SENATORS on Monday voted on third and final reading for passage of the CREATE MORE bill, the measure meant to improve on the CREATE law and address gaps in fiscal policy.
“Now that it is close to becoming a law, the proposed Corporate Recovery and Tax Incentives for Enterprises to Maximize Opportunities for Reinvigorating the Economy (CREATE MORE) is expected to bring in more foreign direct investments (FDI) that will support the country’s economic growth,” chief author and sponsor Senator Win Gatchalian said after the vote.
“With the expected enactment of the measure, CREATE MORE is anticipated to draw in more foreign direct investments, creating a ripple effect that includes job generation, improved living standards, lower prices for goods and services, and enhanced infrastructures,” added Gatchalian.
The measure, he noted, “focuses on enhancing the tax incentives regime for registered business enterprises, clarifying existing rules and policies on the grant and administration of fiscal incentives, and fostering an investment climate favorable for FDIs.”
Once enacted, CREATE MORE is seen to provide much-needed clarity regarding VAT zero-rating on local purchases and VAT exemption on the importation of goods and services. In simple terms, VAT zero-rating and exemption will now apply to goods and services clearly linked to the registered project or activity, including essential services like janitorial, security, financial, consultancy, marketing, and even administrative functions such as human resources, legal, and accounting services.
The proposed measure also introduces a not more than 2-percent Registered Business Enterprise Local Tax (RBELT) based on gross income to simplify the tax process for businesses. “Instead of paying so many different taxes to local government units, businessmen now just have to pay one kind of tax,” he added, partly in Filipino
The bill also provides for a 100-percent additional deduction on power expenses of businesses and corporations and seeks to grant a 50-percent additional deduction for reinvestment in the tourism industry.

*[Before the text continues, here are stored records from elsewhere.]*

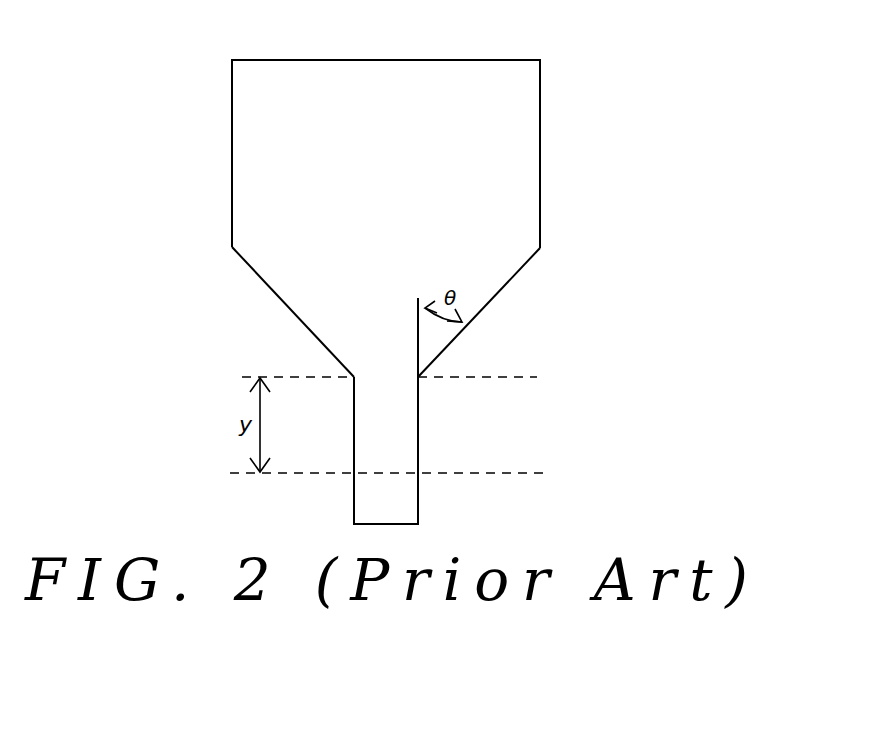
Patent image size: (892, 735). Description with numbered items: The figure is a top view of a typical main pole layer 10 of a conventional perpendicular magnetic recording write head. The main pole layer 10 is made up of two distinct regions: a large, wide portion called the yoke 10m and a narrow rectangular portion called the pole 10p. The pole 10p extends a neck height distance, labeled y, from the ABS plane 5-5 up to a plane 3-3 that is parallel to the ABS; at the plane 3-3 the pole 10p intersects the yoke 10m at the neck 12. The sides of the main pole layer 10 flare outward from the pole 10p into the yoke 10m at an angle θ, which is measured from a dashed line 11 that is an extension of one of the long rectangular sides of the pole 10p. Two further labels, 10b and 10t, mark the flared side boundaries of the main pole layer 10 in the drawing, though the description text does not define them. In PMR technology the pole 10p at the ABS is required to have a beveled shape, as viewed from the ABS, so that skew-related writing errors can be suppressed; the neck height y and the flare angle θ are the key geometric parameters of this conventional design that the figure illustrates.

The main pole layer 10 is at (382, 274).
The yoke 10m is at (490, 112).
The boundary wall 10b is at (282, 283).
The tapered portion 10t is at (289, 311).
The pole 10p is at (384, 435).
The dashed line 11 is at (420, 325).
The neck 12 is at (420, 376).
The plane 3- 3 is at (386, 379).
The ABS plane 5 is at (387, 476).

Even the minority bloc voted for its approval as Deputy Minority Leader Risa Hontiveros, in her explanation of vote, admitted she “didn’t expect to give my support to this bill when I read the draft filed at the Senate as well as the House version of the bill.”
“I thought that the agenda of those in the Executive branch was merely to weaken the newly created FIRB [Fiscal Incentives Rationalization Board] to make it easier for businesses to get fiscal incentives, as in the old days, before the CREATE law.”

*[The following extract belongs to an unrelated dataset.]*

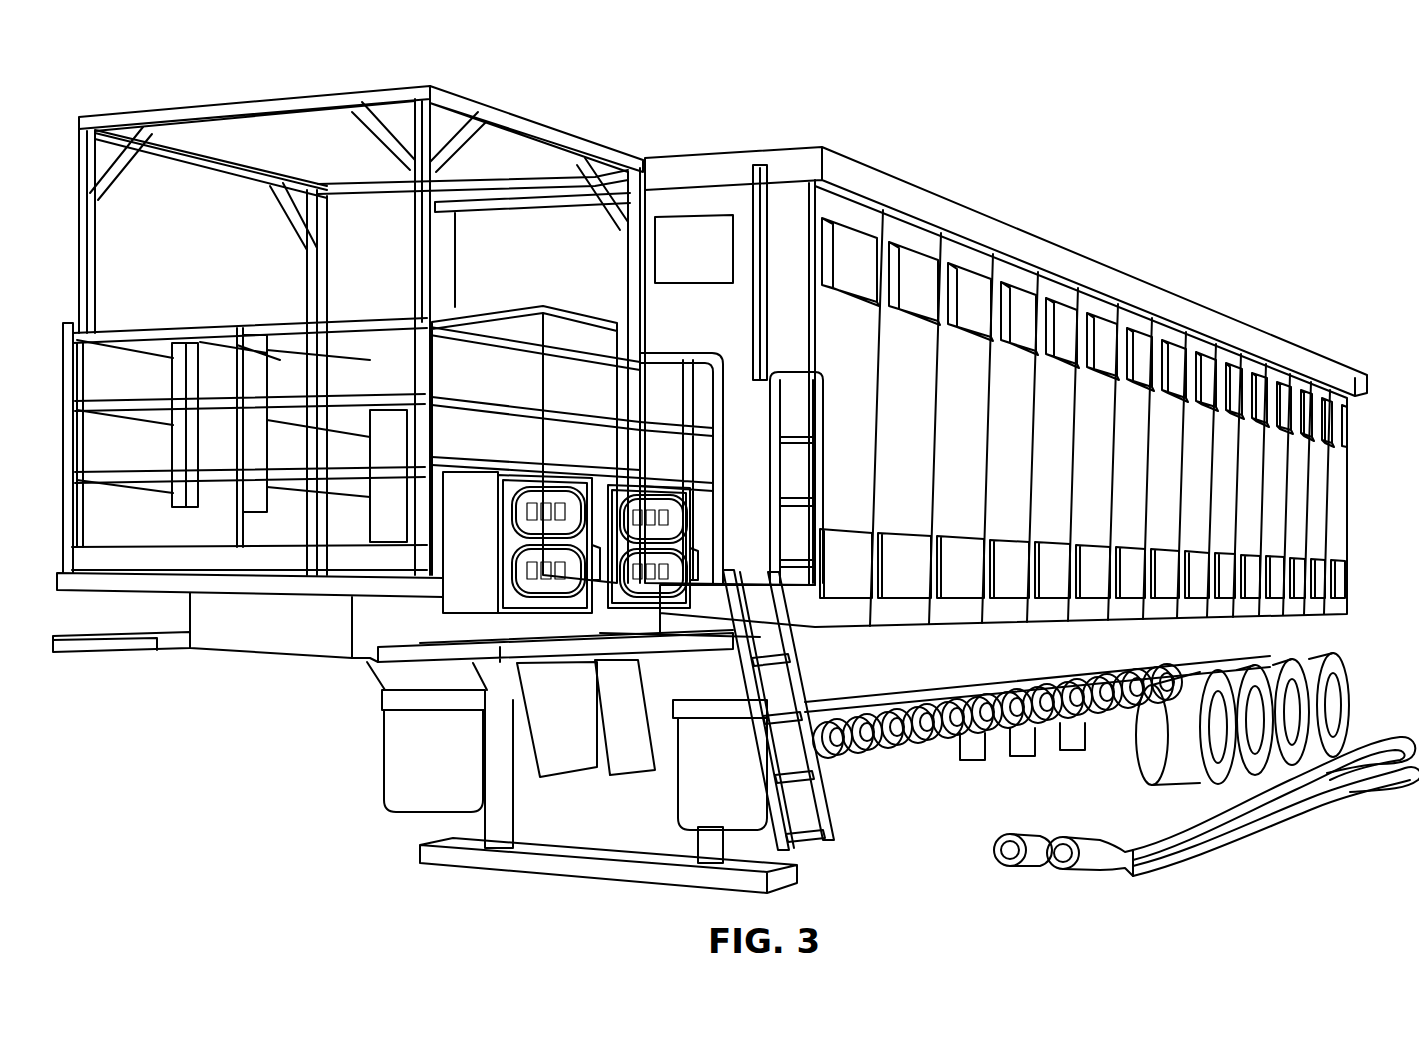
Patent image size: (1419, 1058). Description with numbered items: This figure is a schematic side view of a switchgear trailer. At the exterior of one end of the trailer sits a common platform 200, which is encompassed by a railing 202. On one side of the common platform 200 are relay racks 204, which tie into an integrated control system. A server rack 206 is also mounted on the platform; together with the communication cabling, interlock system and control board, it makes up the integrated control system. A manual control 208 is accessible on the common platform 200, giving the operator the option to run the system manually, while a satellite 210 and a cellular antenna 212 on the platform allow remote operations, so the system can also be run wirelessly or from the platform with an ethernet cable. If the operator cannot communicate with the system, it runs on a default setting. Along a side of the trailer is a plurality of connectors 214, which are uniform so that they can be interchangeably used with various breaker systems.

She thanked Gatchalian “for accepting the complementary amendments coming from her, together with Minority Leader Koko Pimentel, Senator Joel Villanueva and from the sponsor of the original CREATE Law, Senator Pia Cayetano.”

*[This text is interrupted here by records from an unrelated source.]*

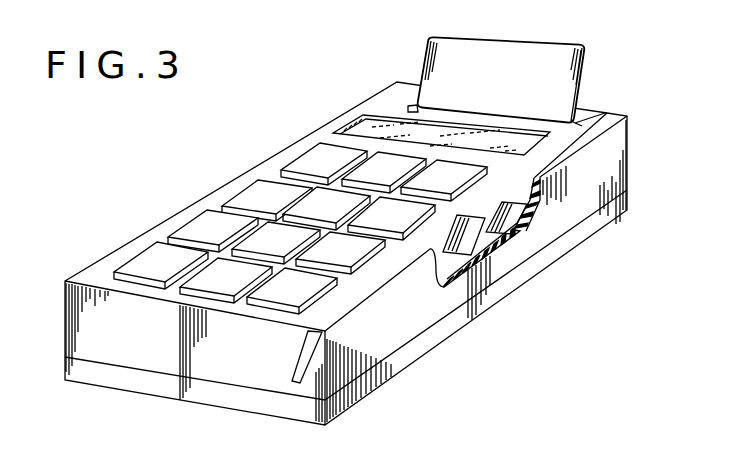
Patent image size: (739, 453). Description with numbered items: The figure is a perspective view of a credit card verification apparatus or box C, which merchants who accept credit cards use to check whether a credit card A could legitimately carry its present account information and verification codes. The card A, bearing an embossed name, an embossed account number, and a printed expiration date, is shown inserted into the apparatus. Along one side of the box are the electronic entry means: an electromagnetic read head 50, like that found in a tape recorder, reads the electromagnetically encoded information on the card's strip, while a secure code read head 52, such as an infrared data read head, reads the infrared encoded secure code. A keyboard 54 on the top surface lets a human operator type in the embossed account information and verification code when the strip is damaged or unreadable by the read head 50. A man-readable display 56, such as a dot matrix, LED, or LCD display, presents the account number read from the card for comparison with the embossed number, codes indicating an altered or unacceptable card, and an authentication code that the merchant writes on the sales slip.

The credit card verification apparatus C is at (276, 134).
The credit card A is at (483, 32).
The electromagnetic read head 50 is at (525, 228).
The secure code read head 52 is at (464, 235).
The keyboard 54 is at (243, 191).
The man-readable display 56 is at (381, 126).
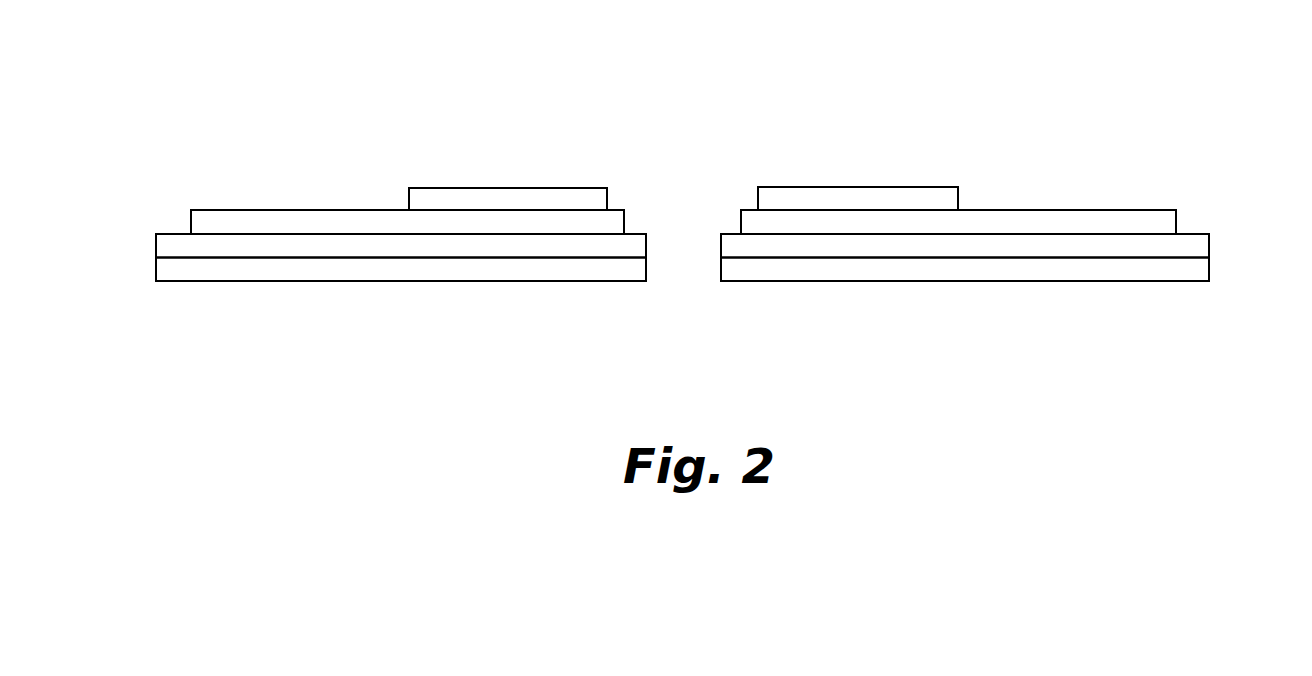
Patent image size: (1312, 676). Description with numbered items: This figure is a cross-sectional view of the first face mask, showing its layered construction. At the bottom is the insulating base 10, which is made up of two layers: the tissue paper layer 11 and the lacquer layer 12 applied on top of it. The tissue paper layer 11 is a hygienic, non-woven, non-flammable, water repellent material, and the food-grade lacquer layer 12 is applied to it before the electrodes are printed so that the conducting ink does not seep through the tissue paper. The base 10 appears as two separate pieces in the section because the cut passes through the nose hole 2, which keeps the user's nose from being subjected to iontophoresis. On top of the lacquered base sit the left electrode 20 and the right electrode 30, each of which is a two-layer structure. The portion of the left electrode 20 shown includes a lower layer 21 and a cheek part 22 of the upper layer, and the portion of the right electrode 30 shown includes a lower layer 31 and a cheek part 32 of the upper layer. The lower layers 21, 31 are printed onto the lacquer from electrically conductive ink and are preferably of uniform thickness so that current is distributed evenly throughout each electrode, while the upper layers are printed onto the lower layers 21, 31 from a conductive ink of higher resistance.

The nose hole 2 is at (684, 267).
The insulating base 10 is at (673, 292).
The tissue paper layer 11 is at (400, 272).
The lacquer layer 12 is at (518, 248).
The left electrode 20 is at (375, 149).
The lower layer 21 is at (273, 222).
The cheek part 22 is at (482, 196).
The right electrode 30 is at (990, 145).
The lower layer 31 is at (1030, 205).
The cheek part 32 is at (836, 197).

The trigger for approval was the agreement “to address the ambiguities in the original law and to provide extended transition periods for establishments that enjoyed privileges under the old incentives regime,” she explained.
“We also agreed to bring our fiscal incentives offerings and processes at par with those of our neighbors in the region, even as we also tried to ensure that our Investment Promotion Agencies will remain prudent, will become competent over time, and under the strong supervision of the FIRB, will only commit the government to fiscal expenditures when the proposals are aligned with our national investment priorities.”
Meanwhile, Hontiveros expressed hope that the leadership of the House of Representatives and Malacañang will consider the Senate version “and accept the provisions that we so painstakingly developed with the stakeholders of the original CREATE Law.”
This may be tough hurdle, however, as Gatchalian’s counterpart in the House, Ways and Means committee chief Rep. Joey Salceda, earlier said they will stand strongly behind the House version.